OrleansContrib / SignalR.Orleans

SignalR backend based on Orleans.
MIT License
289 stars 60 forks source link

SignalR Hubs do not receive messages from server-side senders after silo restarts #117

Open kehigginbotham opened 3 years ago

kehigginbotham commented 3 years ago

Related to #99. Also related to this Orleans issue

Version 1.4.0 Orleans 2.4.1 ADO.NET Membership provider ADO.NET PubSubStore ADO.NET GrainStorage

Minimal reproduction: 2+ silos (our prototype environment has 3) and 1+ aspnetcore web API instances. Rolling restart of the silos (only one down at a time). Messages sent via HubContext on server side are inconsistently/not received by aspnetcore web API instances.

Synopsis: When we perform a rolling restart of our silos, we experience inconsistent behavior from the streams backing the OrleansHubLifetimeManager. Presumably this is because the clients are losing their stream handles (or said stream handles are being lost when the respective silo is restarted).

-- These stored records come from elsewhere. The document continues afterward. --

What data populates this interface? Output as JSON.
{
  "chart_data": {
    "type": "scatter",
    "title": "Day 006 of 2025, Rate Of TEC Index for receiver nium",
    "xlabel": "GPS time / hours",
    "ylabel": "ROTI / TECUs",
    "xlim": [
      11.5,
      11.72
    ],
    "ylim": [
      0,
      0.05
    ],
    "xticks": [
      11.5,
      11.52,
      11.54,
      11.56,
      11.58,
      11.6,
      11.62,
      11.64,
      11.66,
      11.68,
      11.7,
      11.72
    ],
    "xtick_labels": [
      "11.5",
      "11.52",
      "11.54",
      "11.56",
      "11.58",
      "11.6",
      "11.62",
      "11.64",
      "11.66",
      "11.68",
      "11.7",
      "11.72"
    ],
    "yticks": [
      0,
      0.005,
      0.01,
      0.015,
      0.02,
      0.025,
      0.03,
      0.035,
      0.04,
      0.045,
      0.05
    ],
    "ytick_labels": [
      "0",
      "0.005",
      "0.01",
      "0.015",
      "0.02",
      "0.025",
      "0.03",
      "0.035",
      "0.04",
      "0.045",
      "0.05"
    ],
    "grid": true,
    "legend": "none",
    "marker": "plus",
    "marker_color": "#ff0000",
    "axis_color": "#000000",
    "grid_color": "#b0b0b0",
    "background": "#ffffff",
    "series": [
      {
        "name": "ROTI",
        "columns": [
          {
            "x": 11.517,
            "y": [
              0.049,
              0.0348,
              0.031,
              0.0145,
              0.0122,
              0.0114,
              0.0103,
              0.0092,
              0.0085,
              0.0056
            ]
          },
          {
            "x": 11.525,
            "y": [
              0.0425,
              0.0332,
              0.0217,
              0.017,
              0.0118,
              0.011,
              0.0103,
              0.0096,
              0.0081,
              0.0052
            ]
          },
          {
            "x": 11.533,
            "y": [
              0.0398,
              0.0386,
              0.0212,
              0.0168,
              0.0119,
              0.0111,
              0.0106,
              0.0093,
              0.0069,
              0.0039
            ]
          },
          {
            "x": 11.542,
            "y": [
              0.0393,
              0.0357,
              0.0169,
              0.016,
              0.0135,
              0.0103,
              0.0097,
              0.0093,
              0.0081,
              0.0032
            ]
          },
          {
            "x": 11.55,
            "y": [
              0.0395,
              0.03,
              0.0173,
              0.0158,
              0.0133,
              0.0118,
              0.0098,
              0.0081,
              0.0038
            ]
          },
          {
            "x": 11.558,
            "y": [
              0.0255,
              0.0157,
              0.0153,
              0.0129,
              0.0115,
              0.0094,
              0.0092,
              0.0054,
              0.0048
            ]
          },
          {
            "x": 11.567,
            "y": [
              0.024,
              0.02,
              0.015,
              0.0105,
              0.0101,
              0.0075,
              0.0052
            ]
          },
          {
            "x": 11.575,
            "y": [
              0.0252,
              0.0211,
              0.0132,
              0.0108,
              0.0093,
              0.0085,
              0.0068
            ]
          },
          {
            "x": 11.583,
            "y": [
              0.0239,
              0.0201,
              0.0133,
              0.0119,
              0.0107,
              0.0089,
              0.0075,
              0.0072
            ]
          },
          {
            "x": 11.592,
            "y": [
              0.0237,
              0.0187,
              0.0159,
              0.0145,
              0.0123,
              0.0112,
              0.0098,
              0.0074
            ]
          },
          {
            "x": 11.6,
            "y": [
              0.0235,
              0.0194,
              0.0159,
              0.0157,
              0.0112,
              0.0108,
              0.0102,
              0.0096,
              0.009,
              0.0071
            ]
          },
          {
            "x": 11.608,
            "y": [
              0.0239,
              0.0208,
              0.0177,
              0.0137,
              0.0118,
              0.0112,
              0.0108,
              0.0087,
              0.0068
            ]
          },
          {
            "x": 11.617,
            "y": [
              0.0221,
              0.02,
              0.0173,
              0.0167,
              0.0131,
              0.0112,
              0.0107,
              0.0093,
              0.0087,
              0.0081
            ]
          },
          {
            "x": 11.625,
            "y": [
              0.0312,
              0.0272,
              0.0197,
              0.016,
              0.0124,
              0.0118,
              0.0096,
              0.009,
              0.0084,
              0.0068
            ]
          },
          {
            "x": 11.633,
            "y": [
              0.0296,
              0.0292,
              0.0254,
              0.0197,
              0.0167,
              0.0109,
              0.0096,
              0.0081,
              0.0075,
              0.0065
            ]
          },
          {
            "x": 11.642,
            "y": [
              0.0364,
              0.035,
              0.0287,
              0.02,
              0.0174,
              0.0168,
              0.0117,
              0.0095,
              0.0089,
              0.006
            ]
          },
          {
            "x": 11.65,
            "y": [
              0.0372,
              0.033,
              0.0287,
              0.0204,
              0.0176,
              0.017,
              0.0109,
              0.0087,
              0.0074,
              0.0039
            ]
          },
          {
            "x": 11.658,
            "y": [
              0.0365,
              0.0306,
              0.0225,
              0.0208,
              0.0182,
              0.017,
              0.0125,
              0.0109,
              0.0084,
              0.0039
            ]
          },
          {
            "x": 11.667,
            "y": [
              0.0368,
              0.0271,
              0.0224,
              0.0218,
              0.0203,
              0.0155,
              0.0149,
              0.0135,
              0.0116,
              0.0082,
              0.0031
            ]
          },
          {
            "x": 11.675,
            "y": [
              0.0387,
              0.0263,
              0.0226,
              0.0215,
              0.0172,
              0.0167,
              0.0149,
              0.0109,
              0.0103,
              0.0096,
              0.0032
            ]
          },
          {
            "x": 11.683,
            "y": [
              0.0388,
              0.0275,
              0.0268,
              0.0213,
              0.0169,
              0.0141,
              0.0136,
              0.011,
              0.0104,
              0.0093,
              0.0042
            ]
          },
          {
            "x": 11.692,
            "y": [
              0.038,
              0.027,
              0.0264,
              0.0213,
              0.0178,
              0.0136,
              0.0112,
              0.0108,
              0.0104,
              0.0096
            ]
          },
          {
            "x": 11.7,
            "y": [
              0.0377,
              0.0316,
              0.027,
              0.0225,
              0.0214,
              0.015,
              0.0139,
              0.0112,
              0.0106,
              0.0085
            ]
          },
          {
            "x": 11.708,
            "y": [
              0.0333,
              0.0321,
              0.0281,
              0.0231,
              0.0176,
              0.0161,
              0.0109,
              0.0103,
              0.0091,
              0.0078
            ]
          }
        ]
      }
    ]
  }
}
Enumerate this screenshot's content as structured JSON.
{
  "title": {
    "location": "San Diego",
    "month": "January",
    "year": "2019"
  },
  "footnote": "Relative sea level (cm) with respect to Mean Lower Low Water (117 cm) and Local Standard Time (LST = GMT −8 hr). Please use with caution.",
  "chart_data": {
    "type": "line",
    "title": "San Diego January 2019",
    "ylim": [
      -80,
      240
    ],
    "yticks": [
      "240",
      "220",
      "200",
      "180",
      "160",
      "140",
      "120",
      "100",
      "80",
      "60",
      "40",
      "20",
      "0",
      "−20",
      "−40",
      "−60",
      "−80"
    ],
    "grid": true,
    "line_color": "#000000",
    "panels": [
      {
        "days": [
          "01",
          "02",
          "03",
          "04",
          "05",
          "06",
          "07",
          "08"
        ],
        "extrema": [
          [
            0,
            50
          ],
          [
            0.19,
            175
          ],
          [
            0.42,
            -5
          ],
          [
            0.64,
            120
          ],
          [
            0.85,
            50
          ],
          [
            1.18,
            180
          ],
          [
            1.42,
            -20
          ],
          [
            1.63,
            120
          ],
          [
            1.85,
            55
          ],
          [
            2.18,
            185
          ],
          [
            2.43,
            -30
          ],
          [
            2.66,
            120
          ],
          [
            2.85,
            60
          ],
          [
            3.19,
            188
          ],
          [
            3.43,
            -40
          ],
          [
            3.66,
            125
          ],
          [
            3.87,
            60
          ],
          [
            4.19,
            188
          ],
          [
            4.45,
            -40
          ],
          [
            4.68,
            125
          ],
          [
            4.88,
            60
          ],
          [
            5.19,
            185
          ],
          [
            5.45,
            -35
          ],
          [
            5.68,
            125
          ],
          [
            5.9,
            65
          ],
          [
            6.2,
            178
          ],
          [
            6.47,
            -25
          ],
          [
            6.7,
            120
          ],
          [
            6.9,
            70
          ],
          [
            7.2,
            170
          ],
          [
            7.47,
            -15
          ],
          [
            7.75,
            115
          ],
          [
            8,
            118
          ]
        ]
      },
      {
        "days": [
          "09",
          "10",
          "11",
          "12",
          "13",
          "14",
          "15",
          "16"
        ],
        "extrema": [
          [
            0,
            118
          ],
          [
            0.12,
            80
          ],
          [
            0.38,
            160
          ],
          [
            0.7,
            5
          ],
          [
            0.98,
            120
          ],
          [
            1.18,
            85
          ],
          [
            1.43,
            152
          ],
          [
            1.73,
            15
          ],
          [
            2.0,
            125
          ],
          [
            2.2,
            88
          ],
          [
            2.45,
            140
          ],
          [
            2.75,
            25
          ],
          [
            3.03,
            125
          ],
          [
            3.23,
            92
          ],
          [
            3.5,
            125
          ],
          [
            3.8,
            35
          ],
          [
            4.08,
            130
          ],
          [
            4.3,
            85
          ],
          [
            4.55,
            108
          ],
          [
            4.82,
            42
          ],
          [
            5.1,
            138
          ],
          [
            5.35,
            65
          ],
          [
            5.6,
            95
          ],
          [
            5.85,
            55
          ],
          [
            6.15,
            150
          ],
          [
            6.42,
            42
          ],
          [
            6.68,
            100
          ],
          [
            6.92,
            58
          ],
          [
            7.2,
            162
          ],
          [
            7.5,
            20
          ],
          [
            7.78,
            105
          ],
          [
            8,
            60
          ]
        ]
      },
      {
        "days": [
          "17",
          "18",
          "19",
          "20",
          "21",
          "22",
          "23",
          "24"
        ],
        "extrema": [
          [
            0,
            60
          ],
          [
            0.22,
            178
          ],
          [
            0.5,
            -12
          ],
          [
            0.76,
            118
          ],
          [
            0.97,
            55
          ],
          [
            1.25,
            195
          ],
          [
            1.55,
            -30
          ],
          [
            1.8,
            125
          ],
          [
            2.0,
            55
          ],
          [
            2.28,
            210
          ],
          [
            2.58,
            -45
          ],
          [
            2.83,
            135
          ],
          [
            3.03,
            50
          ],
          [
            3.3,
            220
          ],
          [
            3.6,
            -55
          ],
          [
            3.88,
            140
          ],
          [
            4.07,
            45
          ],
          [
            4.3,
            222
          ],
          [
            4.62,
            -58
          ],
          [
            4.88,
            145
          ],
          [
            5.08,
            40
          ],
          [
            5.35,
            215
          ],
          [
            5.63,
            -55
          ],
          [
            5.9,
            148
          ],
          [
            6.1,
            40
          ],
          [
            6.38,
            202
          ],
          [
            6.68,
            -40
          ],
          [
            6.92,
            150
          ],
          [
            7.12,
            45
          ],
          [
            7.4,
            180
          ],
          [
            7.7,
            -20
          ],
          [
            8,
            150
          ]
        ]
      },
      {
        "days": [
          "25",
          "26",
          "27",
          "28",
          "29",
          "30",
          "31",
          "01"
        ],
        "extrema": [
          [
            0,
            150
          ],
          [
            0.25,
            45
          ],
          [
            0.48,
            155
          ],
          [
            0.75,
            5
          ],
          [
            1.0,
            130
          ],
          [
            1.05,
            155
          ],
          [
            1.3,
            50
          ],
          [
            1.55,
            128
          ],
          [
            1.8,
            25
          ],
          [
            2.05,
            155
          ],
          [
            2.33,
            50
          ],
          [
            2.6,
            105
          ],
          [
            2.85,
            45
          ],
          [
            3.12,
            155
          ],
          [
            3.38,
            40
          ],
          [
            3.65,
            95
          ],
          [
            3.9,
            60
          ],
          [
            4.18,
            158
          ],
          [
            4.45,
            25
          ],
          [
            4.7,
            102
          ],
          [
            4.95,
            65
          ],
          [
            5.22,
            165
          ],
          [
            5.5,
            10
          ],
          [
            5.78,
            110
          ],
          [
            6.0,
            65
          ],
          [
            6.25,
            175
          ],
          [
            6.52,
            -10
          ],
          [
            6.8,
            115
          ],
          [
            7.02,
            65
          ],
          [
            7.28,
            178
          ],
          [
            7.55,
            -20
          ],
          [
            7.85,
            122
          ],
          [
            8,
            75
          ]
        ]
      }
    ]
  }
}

Contemplations: I've considered side-chaining a process on each aspnetcore web API instance which receives regular (30 seconds) heartbeats from the server stream - if the heartbeat is not received, action would be taken to re-establish connectivity. However, I'm unsure what action would be necessary, as the internal stream handles in OrleansHubLifetimeManager would be invalid/stale.

Questions: Is there an idiomatic way to re-establish connectivity with the streams when the silos are restarted, without restarting the aspnetcore web API instance?

kehigginbotham commented 3 years ago

@stephenlautier @galvesribeiro Any thoughts / workarounds?

nkosi23 commented 3 years ago

Are you using the PubSubStore with persistence as suggested in #99 ?

kehigginbotham commented 3 years ago

Are you using the PubSubStore with persistence as suggested in #99 ?

We are, we use ADO.NET (SQL Server) for persistence, as suggested in #99

digisimon commented 3 years ago

@kehigginbotham

Have you been able to you solve this issue? I noticed the exact same behaviour, messages are not received anymore after scaling down silo instances.

I use AzureTableGrainStorage for PubSub and ORLEANS_SIGNALR_STORAGE_PROVIDER persistence.